Die Moderation habe ich dankenswerterweise übertragen bekommen, weil ich nicht nur seine persönliche Mitarbeiterin im Parlament war, sondern auch bei seinen außerparlamentarischen Tätigkeiten. Mich hat das alles sehr interessiert, die Politikwissenschaft sowieso, aber dann natürlich auch die Katholische Soziallehre und so weiter. Wir haben auf meinen Vorschlag Herrn Dr. Weninger und Pater Riedlsperger eingeladen, damit sie über diese Tätigkeiten von Dr. Czerny außerhalb des Parlaments sprechen.

Ich kann mich an Herrn Dr. Weninger noch gut erinnern. Dr. Czerny hat damals, ich glaube, es war 1982, diese Honorarprofessur übernommen, aber sofort zu mir, die ich ihm sehr zugeredet habe, weil mich das sehr gefreut hat, gesagt, er könne das nur machen, wenn ich ihn dabei unterstütze, da es doch sehr viel Administratives und noch vieles andere, Recherchen durchführen et cetera, zu erledigen gäbe. Ich habe damals begeistert zugesagt, und da kann ich mich, wie gesagt, an Dr. Weninger noch gut erinnern, der jetzt Generalsekretär des Österreichischen Städtebundes ist und uns nun erzählen wird, wie er ihn als Universitätslehrer erlebt hat. – Bitte, Herr Dr. Weninger.

„Czerny als Universitätslehrer“

Dr. Thomas Weninger: Vielen Dank für die freundliche Einbegleitung und danke auch von meiner Seite für die Organisation dieses Symposiums.

Ich habe eigentlich sehr spontan zugesagt, als mich Helmut Kramer angerufen und gefragt hat, ob ich hier teilnehmen möchte, das war im Frühjahr. Zwar mit dem Vorbehalt, dass ich noch nicht weiß, was mein Präsident, der Wiener Bürgermeister, am 13. Oktober mit mir vorhat, aber ich habe gerne zugesagt, weil mir Wilhelm Czerny als Universitätslektor und Universitätslehrer sehr gut in Erinnerung ist. Es ist immerhin auch schon 30 Jahre her, es war 1983, dass ich Lehrveranstaltungen bei ihm besucht habe.

Das zeigt vielleicht auch schon sein Bild als Universitätslehrer, das ich gerne mit Ihnen teilen möchte. Er war nämlich durchaus ungewöhnlich in seinem Auftreten und Erscheinungsbild, letztlich auch nachhaltig prägend aufgrund seiner Herangehensweise an die Themen, und auch dabei, wie er mit den Studenten und Studentinnen umgegangen ist. 1983 war ich im 5. Semester. 1983 war das letzte Jahr von Kreisky als Kanzler, Waldheim und Haider waren noch weit weg, Österreich noch nicht in der Europäischen Union. Aber Österreich war international sehr präsent, und Lehrveranstaltungen bei Helmut Kramer waren viel mehr überlaufen, wenn ich das so sagen darf, Internationales und Theorie sowieso.

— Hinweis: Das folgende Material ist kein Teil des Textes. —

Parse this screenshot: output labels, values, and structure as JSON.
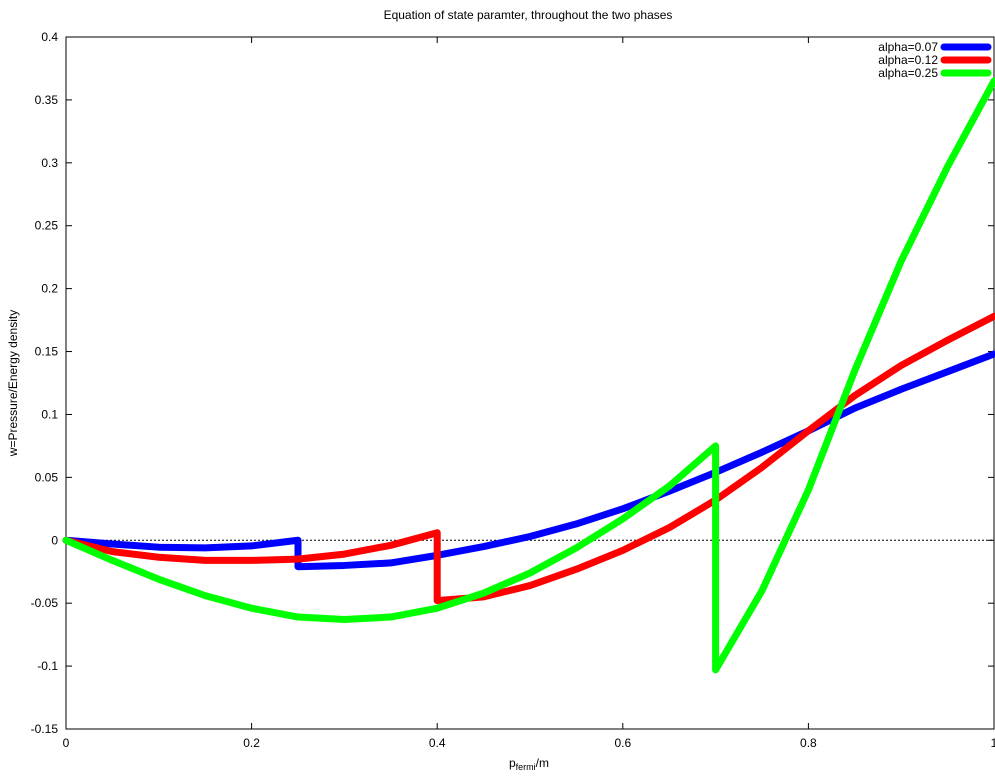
{
  "chart_data": {
    "type": "line",
    "title": "Equation of state paramter, throughout the two phases",
    "xlabel": {
      "main": "p",
      "sub": "fermi",
      "suffix": "/m"
    },
    "ylabel": "w=Pressure/Energy density",
    "xlim": [
      0,
      1
    ],
    "ylim": [
      -0.15,
      0.4
    ],
    "x_ticks": [
      0,
      0.2,
      0.4,
      0.6,
      0.8,
      1.0
    ],
    "x_tick_labels": [
      "0",
      "0.2",
      "0.4",
      "0.6",
      "0.8",
      "1"
    ],
    "y_ticks": [
      -0.15,
      -0.1,
      -0.05,
      0,
      0.05,
      0.1,
      0.15,
      0.2,
      0.25,
      0.3,
      0.35,
      0.4
    ],
    "y_tick_labels": [
      "-0.15",
      "-0.1",
      "-0.05",
      "0",
      "0.05",
      "0.1",
      "0.15",
      "0.2",
      "0.25",
      "0.3",
      "0.35",
      "0.4"
    ],
    "grid": false,
    "zero_line": true,
    "legend_position": "top-right",
    "series": [
      {
        "name": "alpha=0.07",
        "color": "#0000ff",
        "points": [
          [
            0,
            0
          ],
          [
            0.05,
            -0.003
          ],
          [
            0.1,
            -0.0055
          ],
          [
            0.15,
            -0.006
          ],
          [
            0.2,
            -0.0045
          ],
          [
            0.25,
            0
          ],
          [
            0.25,
            -0.021
          ],
          [
            0.3,
            -0.02
          ],
          [
            0.35,
            -0.018
          ],
          [
            0.4,
            -0.012
          ],
          [
            0.45,
            -0.005
          ],
          [
            0.5,
            0.003
          ],
          [
            0.55,
            0.013
          ],
          [
            0.6,
            0.025
          ],
          [
            0.65,
            0.039
          ],
          [
            0.7,
            0.054
          ],
          [
            0.75,
            0.07
          ],
          [
            0.8,
            0.087
          ],
          [
            0.85,
            0.105
          ],
          [
            0.9,
            0.12
          ],
          [
            0.95,
            0.134
          ],
          [
            1.0,
            0.148
          ]
        ]
      },
      {
        "name": "alpha=0.12",
        "color": "#ff0000",
        "points": [
          [
            0,
            0
          ],
          [
            0.05,
            -0.009
          ],
          [
            0.1,
            -0.0135
          ],
          [
            0.15,
            -0.016
          ],
          [
            0.2,
            -0.016
          ],
          [
            0.25,
            -0.015
          ],
          [
            0.3,
            -0.011
          ],
          [
            0.35,
            -0.004
          ],
          [
            0.4,
            0.006
          ],
          [
            0.4,
            -0.048
          ],
          [
            0.45,
            -0.045
          ],
          [
            0.5,
            -0.036
          ],
          [
            0.55,
            -0.023
          ],
          [
            0.6,
            -0.008
          ],
          [
            0.65,
            0.01
          ],
          [
            0.7,
            0.032
          ],
          [
            0.75,
            0.058
          ],
          [
            0.8,
            0.087
          ],
          [
            0.85,
            0.115
          ],
          [
            0.9,
            0.139
          ],
          [
            0.95,
            0.159
          ],
          [
            1.0,
            0.178
          ]
        ]
      },
      {
        "name": "alpha=0.25",
        "color": "#00ff00",
        "points": [
          [
            0,
            0
          ],
          [
            0.05,
            -0.016
          ],
          [
            0.1,
            -0.031
          ],
          [
            0.15,
            -0.044
          ],
          [
            0.2,
            -0.054
          ],
          [
            0.25,
            -0.061
          ],
          [
            0.3,
            -0.063
          ],
          [
            0.35,
            -0.061
          ],
          [
            0.4,
            -0.054
          ],
          [
            0.45,
            -0.042
          ],
          [
            0.5,
            -0.026
          ],
          [
            0.55,
            -0.006
          ],
          [
            0.6,
            0.017
          ],
          [
            0.65,
            0.043
          ],
          [
            0.7,
            0.075
          ],
          [
            0.7,
            -0.103
          ],
          [
            0.75,
            -0.04
          ],
          [
            0.8,
            0.04
          ],
          [
            0.85,
            0.135
          ],
          [
            0.9,
            0.222
          ],
          [
            0.95,
            0.297
          ],
          [
            1.0,
            0.365
          ]
        ]
      }
    ]
  }
}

Man musste aber im Fach Politikwissenschaft auch etwas zum österreichischen politischen System machen, und das war eher weniger ansprechend oder sexy, wie man heutzutage wahrscheinlich sagen würde. Es war aber trotzdem notwendig, in diesem Bereich etwas zu absolvieren, und da gab es im Sommersemester 1983 zwei Lehrveranstaltungen im Vorlesungsverzeichnis: das eine ein Proseminar zum Thema Parlamentarismus in Österreich und das andere ein Seminar zur Parteienstaatstheorie. Ich habe das damals inskribiert, ohne den dabei angeführten Dr. Wilhelm F. Czerny zu kennen. Es war damals auch noch die Zeit, als Universitäten und so auch das Institut für Politikwissenschaften externe Lektoren und Lektorinnen engagieren konnten, um auch ein bisschen Praxis aus dem politischen administrativen System hereinzubringen.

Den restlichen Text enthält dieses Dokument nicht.